In [None]:
import pandas as pd
import numpy as np
from sklearn.feature_extraction.text import CountVectorizer, TfidfVectorizer

In [None]:
home_folder = "/home/ninja"
data_path = f"{home_folder}/datasets/titanic"
train_data_df = pd.read_csv(f"{data_path}/train.csv")
test_data_df = pd.read_csv(f"{data_path}/test.csv")
gender_data_df = pd.read_csv(f"{data_path}/gender_submission.csv")

### Plano

- `PassengerId`: descartar
- `Survived`: rótulo, `y`
- `Pclass`: fica igual
- `Name`: trocar pelas colunas do `bag-of-words`
- `Sex`: transformar em binário
- `Age`: trocar `NaN` pela média
- `SibSp`: fica igual
- `Parch`: fica igual
- `Ticket`: trocar pelas colunas do `bag-of-words`
- `Fare`: transformar em `float`
- `Cabin`:
- `Embarked`: `one-hot encoding` e excluir os `NaN`

In [None]:
def simple_preprocess(df):
    df["Fare"] = df["Fare"].astype(float)
    df["Fare"] = df["Fare"].fillna(df["Fare"].mean())
    
    df["Age"] = df["Age"].astype(float)
    df["Age"] = df["Age"].fillna(df["Age"].mean())
    
    df["Sex"] = df["Sex"].apply(lambda x: 1 if x == "male" else 0)

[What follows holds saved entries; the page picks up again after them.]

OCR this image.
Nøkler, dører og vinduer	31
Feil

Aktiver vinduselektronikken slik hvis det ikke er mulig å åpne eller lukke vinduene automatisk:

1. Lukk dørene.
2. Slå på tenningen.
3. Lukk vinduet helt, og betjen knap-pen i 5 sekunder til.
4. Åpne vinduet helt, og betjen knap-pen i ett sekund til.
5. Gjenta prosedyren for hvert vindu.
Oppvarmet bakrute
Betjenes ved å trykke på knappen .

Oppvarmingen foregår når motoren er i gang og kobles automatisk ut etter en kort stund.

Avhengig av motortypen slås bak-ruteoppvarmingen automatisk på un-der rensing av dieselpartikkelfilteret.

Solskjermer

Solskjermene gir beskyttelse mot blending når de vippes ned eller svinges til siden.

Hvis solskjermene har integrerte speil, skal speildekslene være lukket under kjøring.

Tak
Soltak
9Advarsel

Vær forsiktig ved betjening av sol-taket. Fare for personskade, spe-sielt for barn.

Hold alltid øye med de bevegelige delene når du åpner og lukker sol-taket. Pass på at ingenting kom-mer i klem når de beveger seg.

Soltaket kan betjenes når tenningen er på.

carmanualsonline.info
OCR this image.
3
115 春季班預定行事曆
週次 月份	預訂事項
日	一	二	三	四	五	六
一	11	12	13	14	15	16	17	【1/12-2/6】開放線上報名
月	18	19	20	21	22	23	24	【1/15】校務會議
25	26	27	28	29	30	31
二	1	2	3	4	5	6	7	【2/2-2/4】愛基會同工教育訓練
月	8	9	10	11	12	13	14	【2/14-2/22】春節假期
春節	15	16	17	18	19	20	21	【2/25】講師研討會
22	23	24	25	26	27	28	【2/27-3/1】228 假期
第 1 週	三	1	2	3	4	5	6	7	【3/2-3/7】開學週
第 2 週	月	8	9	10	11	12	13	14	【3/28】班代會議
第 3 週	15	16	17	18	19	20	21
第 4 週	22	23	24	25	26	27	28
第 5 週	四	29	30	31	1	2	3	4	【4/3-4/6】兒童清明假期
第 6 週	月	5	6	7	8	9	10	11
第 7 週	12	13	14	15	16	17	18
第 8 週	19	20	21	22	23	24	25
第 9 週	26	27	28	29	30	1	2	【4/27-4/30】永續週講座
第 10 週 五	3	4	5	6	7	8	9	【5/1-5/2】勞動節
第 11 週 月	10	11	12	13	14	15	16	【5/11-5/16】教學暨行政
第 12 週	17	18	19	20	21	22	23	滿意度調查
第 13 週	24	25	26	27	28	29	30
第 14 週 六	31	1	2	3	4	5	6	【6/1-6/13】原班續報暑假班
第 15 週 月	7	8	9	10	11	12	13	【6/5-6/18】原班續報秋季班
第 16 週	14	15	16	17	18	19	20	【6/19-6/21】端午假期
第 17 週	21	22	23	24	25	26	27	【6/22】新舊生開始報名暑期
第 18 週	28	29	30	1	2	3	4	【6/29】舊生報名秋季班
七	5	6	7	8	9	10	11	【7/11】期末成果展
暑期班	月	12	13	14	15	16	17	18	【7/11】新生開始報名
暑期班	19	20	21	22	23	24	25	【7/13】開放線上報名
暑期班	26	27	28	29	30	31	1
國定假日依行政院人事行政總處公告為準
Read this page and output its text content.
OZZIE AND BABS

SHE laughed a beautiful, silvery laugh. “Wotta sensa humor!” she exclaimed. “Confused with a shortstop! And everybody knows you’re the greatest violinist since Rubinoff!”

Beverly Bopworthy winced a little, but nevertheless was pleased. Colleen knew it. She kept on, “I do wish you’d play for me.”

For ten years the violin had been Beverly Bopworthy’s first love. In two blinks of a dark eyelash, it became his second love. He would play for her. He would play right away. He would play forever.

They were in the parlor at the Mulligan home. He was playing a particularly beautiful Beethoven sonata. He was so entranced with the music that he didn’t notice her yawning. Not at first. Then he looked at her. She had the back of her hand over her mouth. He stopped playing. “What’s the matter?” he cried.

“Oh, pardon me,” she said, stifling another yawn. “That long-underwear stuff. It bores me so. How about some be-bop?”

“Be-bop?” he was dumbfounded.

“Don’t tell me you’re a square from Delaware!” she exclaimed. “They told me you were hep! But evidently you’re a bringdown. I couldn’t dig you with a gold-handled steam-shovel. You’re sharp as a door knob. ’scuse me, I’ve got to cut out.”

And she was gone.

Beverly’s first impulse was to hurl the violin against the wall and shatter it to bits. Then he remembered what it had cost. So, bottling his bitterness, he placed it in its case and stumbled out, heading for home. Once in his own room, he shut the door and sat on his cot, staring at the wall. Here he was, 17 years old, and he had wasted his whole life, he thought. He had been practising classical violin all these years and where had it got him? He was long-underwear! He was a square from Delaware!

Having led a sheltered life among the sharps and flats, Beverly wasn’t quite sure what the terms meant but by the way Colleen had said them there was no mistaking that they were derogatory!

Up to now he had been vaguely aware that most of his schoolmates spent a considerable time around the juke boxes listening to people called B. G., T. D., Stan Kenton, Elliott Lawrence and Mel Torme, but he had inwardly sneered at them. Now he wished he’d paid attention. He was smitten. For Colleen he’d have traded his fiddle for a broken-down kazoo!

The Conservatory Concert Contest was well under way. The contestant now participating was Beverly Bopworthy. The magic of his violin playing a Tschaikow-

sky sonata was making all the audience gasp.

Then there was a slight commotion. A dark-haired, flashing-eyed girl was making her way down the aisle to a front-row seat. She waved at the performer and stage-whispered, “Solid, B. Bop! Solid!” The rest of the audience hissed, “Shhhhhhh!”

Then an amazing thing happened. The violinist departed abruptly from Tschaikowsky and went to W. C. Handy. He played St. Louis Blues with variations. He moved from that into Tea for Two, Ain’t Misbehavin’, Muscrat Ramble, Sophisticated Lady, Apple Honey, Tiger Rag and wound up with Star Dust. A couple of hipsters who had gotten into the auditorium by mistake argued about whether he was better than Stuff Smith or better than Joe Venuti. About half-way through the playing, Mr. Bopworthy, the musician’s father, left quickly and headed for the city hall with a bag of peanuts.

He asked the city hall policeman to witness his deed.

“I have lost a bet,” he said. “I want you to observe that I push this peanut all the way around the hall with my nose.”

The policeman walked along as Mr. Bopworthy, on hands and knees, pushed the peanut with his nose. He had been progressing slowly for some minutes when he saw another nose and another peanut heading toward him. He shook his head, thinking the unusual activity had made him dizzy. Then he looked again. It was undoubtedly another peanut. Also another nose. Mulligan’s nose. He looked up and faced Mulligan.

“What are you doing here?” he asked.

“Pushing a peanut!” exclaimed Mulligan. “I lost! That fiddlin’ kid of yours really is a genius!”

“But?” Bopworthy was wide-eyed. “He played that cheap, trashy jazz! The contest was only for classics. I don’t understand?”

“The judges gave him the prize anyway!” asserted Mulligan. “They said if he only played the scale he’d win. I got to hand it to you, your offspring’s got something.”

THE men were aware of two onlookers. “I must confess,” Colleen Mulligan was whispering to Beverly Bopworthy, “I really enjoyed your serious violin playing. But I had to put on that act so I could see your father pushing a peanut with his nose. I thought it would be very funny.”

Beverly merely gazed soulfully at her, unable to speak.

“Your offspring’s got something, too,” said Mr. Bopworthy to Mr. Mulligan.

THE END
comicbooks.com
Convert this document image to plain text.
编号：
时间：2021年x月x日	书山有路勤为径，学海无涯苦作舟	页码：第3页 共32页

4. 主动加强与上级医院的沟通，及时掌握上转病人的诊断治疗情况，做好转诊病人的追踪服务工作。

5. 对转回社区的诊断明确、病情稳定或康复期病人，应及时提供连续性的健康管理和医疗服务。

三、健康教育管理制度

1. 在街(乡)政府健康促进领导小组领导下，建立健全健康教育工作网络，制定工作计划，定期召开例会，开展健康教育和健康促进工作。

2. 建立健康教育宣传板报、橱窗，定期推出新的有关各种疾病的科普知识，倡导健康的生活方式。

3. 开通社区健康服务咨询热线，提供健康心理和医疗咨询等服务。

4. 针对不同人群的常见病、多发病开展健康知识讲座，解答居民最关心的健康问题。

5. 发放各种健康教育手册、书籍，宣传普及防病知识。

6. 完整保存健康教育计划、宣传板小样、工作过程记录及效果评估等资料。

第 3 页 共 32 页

    df["Cabin"] = df["Cabin"].fillna("")
    
    df["Embarked"] = df["Embarked"].fillna("S")
    df = pd.concat([df,pd.get_dummies(df["Embarked"],prefix="embarked")],axis=1)
    return df

# bow
def _create_bow(df,column,min_df,vectorizer_model):
    if vectorizer_model == "tfidf":
        vectorizer = TfidfVectorizer(
             analyzer='word',
             ngram_range=(1,1),
             max_df=1.0,
             min_df=min_df
        )
    else: 
        vectorizer = CountVectorizer(
             analyzer='word',
             ngram_range=(1,1),
             max_df=1.0,
             min_df=min_df
        )
    docs = vectorizer.fit_transform(df[column])
    bow_df = pd.DataFrame(data=docs.toarray(),columns=vectorizer.get_feature_names_out())
    return bow_df

def create_bows(df,vectorizer_model):
    bow_df = pd.DataFrame()
    for column,min_df in zip(["Name","Ticket","Cabin"],[1,2,1]):
        aux_df = _create_bow(df,column,min_df,vectorizer_model)
        bow_df = pd.concat([bow_df,aux_df],axis=1)
    return bow_df

def _run_preprocess(df,vectorizer_model):
    cols_to_drop = [
        "PassengerId",
        "Name",
        "Ticket",
        "Cabin",
        "Embarked"
    ]
    data_df = simple_preprocess(df)
    bow_df = create_bows(data_df,vectorizer_model)
    data_df = data_df.drop(cols_to_drop,axis=1)
    data_df = pd.concat([data_df,bow_df],axis=1)
    train_df = data_df[data_df["dataset"]=="train"].drop("dataset",axis=1)
    test_df = data_df[data_df["dataset"]=="test"].drop("dataset",axis=1)
    return train_df,test_df

def prepare_initial_datasets(train_data_df,test_data_df,gender_data_df):
    test_data_df = pd.merge(left=test_data_df,right=gender_data_df,how="inner",on="PassengerId")[train_data_df.columns]
    train_data_df["dataset"] = "train"
    test_data_df["dataset"] = "test"
    return pd.concat([train_data_df,test_data_df],axis=0).reset_index(drop=True)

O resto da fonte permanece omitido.